Up until last year, Cupra existed solely as Seat’s performance trim. That meant you had hot models of existing Seats, which remained badged that way – the Seat Leon Cupra, for example.

But no longer is Cupra a trim level, but rather its own firm. And this is Cupra’s first model – the Ateca. If that name rings a bell, it’s because of the Seat Ateca. Yes, while Cupra is a standalone brand, it still has firm ties with Seat, which is essentially why its first model is a rebadged version of the mainstream Spanish manufacturer’s car. Future models promise to be very different, though.

While it’s easy to discard this Cupra as a jazzed-up version of the regular Ateca, there’s more to it than that. It receives performance enhancements and the same engine that’s fitted to the Volkswagen Golf R.


Underneath the Cupra Ateca lies a 2.0-litre turbocharged petrol engine, which is used widely across the Volkswagen Group’s performance models. It produces 296bhp and 400Nm of torque, and that feels plenty in a mid-size SUV like this.

No manual gearbox is offered, with power being delivered via a seven-speed DSG automatic transmission to all four wheels. Impressive performance figures are a big draw, with the Ateca capable of a 0-60mph time of five seconds and a top speed of 153mph.

It certainly feels as if it has the performance to beat plenty of hot hatches.

Ride and handling

When jumping behind the wheel of a performance SUV or crossover, there might be an expectation for it not to perform as well as a similarly-powerful hot hatch. But that never feels the case with the Ateca.

It helps that the Seat is one of the best-driving cars in its class in the first place, and it really doesn’t feel too much different to that car at slower speeds. But once the opportunity comes for you to put your foot down, the Cupra side of things begin to shine. It’s ferociously fast in a straight line, which is joined by the thrilling exhaust note.

It’s also an easy car to place through the bends, but a stand-out feature for us is the brakes. Optional Brembos are fitted all round, which give you superb stopping ability. Our few gripes with it are that the DSG automatic gearbox can feel slow on downshifts and the ride can feel a touch firm.

Interior and equipment

Despite Cupra’s best attempts, this is very much a Seat in terms of looks inside. But that’s not a bad thing by any means.

The Ateca benefits from the VW Group’s typical high-quality cabin, just with some carbon-effect trim, sports seats and Cupra logos to help remind you that you’re driving a hot model.

Aside from the four-wheel-drive marginally eating into boot space, the Cupra Ateca remains a practical model with plenty of space for weekend bags and shopping. Adults will also have no problem sitting in the rear seats.

Standard equipment is excellent, with 19-inch alloy wheels, full LED lights, a digital cockpit and front and rear parking sensors being included to name but a few options.
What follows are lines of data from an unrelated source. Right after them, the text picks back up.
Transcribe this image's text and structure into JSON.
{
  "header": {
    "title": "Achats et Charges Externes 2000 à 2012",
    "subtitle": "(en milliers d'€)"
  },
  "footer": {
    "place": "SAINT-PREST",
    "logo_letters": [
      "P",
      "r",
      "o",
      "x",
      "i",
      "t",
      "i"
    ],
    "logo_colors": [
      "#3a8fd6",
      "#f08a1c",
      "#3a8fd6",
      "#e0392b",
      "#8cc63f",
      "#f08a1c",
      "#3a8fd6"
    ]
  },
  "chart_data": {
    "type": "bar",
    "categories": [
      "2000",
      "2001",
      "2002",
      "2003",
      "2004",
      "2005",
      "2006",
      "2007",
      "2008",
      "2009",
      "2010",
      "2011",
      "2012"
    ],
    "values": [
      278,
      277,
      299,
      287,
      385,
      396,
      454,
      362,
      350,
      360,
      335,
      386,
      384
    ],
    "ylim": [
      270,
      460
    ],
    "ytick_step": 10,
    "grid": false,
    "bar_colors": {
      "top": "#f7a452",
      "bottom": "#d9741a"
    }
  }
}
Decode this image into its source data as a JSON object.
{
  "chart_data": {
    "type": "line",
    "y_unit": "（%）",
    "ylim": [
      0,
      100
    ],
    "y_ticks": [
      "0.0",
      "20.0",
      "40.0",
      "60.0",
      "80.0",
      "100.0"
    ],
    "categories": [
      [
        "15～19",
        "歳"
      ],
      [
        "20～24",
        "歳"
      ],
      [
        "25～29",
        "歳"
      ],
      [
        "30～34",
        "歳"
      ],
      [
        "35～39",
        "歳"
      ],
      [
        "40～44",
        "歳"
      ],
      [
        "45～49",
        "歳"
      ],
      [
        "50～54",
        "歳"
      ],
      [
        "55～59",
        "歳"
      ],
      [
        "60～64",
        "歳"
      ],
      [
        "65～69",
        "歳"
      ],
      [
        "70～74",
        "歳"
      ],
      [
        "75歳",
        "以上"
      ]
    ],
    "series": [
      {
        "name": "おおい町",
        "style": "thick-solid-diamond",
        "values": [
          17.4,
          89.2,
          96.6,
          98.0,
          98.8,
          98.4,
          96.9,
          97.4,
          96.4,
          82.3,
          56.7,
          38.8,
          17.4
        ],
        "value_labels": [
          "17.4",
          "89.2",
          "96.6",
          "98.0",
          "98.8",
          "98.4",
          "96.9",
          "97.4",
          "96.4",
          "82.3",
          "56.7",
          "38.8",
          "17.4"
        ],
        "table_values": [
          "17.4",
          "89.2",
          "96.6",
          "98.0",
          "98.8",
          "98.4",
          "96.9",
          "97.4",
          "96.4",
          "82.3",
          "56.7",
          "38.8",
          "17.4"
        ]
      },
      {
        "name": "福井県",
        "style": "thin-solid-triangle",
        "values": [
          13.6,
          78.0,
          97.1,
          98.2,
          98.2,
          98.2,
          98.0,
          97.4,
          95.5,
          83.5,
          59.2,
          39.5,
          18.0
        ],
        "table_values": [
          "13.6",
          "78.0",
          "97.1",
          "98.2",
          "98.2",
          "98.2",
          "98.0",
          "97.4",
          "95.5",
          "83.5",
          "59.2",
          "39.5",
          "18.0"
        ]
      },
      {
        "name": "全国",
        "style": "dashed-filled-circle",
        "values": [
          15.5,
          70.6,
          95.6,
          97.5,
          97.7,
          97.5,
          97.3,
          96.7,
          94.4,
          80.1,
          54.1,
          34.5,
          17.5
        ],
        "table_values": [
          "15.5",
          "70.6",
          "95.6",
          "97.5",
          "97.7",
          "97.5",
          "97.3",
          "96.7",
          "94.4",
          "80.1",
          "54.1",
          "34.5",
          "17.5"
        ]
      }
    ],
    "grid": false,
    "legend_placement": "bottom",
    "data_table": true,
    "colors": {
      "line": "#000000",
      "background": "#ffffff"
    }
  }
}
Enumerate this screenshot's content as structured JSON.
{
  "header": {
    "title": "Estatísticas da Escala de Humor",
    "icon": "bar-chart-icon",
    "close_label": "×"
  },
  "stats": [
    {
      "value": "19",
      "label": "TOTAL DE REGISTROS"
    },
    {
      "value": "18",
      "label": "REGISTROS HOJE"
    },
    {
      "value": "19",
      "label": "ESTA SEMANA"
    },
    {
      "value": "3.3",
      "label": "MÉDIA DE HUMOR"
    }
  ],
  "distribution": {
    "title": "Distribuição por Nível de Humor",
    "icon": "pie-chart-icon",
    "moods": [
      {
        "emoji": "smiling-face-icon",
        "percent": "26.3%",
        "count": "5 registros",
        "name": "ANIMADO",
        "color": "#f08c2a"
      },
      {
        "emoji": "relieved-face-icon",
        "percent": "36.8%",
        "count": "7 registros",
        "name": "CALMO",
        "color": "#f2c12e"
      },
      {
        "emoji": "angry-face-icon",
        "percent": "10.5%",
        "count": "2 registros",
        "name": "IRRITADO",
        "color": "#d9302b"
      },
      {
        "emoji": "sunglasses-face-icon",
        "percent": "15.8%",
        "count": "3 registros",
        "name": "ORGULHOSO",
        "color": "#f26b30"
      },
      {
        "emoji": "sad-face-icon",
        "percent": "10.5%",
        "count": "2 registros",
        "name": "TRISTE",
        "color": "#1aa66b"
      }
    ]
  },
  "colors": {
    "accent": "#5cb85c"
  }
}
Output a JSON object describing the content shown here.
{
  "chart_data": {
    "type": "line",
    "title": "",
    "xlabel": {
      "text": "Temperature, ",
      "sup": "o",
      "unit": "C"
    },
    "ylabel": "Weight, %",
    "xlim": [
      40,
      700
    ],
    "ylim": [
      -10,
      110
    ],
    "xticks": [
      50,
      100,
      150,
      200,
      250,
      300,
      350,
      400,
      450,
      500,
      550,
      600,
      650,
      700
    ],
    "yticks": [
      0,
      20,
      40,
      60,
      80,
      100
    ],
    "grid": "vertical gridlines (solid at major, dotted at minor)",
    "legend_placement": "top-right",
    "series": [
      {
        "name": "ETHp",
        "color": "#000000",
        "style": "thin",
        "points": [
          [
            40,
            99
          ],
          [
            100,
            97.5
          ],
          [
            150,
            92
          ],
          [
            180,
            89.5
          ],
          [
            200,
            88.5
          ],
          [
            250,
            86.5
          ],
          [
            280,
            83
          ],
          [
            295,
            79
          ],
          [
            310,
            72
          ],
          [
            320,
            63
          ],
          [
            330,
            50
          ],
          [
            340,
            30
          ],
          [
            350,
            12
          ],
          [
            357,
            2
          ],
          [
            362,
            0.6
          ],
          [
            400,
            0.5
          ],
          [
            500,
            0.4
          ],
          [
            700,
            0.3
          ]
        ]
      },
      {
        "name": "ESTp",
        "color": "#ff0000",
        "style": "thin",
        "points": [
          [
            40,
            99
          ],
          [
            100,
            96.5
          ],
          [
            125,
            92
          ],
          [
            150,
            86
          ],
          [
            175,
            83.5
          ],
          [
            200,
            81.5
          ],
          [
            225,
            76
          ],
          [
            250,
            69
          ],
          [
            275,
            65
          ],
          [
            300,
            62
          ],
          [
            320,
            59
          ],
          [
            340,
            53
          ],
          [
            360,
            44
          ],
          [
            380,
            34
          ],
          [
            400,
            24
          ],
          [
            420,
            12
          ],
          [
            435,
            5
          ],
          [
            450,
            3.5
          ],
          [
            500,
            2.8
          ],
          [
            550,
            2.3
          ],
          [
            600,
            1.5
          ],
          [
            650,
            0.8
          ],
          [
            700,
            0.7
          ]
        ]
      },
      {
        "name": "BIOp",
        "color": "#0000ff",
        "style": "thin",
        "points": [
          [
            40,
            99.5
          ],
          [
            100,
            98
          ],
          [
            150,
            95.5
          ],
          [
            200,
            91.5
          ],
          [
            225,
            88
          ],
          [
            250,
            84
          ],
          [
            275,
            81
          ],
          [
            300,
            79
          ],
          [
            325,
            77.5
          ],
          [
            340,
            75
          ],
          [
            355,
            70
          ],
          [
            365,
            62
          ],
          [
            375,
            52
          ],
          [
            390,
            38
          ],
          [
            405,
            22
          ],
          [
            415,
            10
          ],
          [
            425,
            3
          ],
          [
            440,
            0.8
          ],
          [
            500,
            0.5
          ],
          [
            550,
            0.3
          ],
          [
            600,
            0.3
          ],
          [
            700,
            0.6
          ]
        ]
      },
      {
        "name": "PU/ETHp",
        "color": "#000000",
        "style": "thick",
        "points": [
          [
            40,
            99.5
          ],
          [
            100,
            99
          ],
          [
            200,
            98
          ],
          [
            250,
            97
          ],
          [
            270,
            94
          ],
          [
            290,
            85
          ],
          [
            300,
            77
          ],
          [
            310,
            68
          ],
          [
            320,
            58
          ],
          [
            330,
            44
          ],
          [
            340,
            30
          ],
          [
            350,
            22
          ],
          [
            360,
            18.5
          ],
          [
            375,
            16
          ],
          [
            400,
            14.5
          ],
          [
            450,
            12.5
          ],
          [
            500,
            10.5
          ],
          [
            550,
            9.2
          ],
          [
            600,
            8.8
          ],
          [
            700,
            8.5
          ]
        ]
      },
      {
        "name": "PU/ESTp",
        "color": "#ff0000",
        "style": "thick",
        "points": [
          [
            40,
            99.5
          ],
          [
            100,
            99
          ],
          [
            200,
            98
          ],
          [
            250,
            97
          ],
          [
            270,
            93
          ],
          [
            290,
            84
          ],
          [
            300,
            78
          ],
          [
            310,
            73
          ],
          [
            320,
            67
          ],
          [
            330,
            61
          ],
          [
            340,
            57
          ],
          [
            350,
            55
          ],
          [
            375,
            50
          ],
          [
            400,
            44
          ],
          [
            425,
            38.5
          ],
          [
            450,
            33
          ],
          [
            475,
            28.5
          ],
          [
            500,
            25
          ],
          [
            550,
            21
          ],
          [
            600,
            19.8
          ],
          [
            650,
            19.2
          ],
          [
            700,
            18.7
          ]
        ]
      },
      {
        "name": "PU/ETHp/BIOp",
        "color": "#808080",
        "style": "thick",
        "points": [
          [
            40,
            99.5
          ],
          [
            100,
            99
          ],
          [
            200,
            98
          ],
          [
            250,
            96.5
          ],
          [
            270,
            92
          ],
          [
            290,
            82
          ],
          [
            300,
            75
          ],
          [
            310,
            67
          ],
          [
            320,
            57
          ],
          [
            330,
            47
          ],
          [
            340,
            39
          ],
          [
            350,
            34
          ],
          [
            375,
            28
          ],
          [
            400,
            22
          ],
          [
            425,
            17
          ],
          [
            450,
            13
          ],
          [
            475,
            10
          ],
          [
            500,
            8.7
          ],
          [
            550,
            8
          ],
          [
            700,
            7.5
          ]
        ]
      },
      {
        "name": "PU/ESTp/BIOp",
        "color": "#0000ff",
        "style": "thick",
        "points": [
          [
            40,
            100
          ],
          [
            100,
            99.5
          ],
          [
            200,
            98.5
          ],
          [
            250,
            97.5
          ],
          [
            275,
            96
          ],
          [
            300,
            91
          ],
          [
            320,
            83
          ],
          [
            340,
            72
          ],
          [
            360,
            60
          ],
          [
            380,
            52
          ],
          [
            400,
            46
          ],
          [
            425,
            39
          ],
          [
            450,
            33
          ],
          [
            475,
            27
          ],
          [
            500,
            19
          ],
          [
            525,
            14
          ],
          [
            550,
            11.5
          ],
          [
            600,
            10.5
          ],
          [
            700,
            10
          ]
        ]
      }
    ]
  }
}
Buyers can then choose the ‘Design’ and ‘Comfort and Sound’ packs if needed. Design adds copper 19-inch alloy wheels, a black styling pack and the Brembo brakes.  As for Comfort and Sound, this features high beam assist, adaptive cruise control, a Beats sound system, heated front seats and an electric tailgate.


Prices start from £35,915 for the base model and rise to £41,190 for a car specified with the Comfort and Sound pack.

Entry-level prices are attractive when you consider the hot hatch-rivalling performance on offer, but with extra practicality. However, the range-topping model just seems a bit too steep in price.

As for running costs, Cupra claims the Ateca can return 38.2mpg on the combined WLTP cycle while emitting 168g/km in CO2 emissions.

- Entry Level Cupra Ateca - starting from £35,915.00

- Range-topping Ateca - starting from £41,190.00

Prices correct at time of publishing from the manufacturer website.


The Cupra Ateca is a hugely attractive proposition. It ticks plenty of boxes and is both great to drive and also impressively useful and practical.

Sure, some might find it too closely aligned to Seat still, but the Ateca is a hugely promising start for Cupra.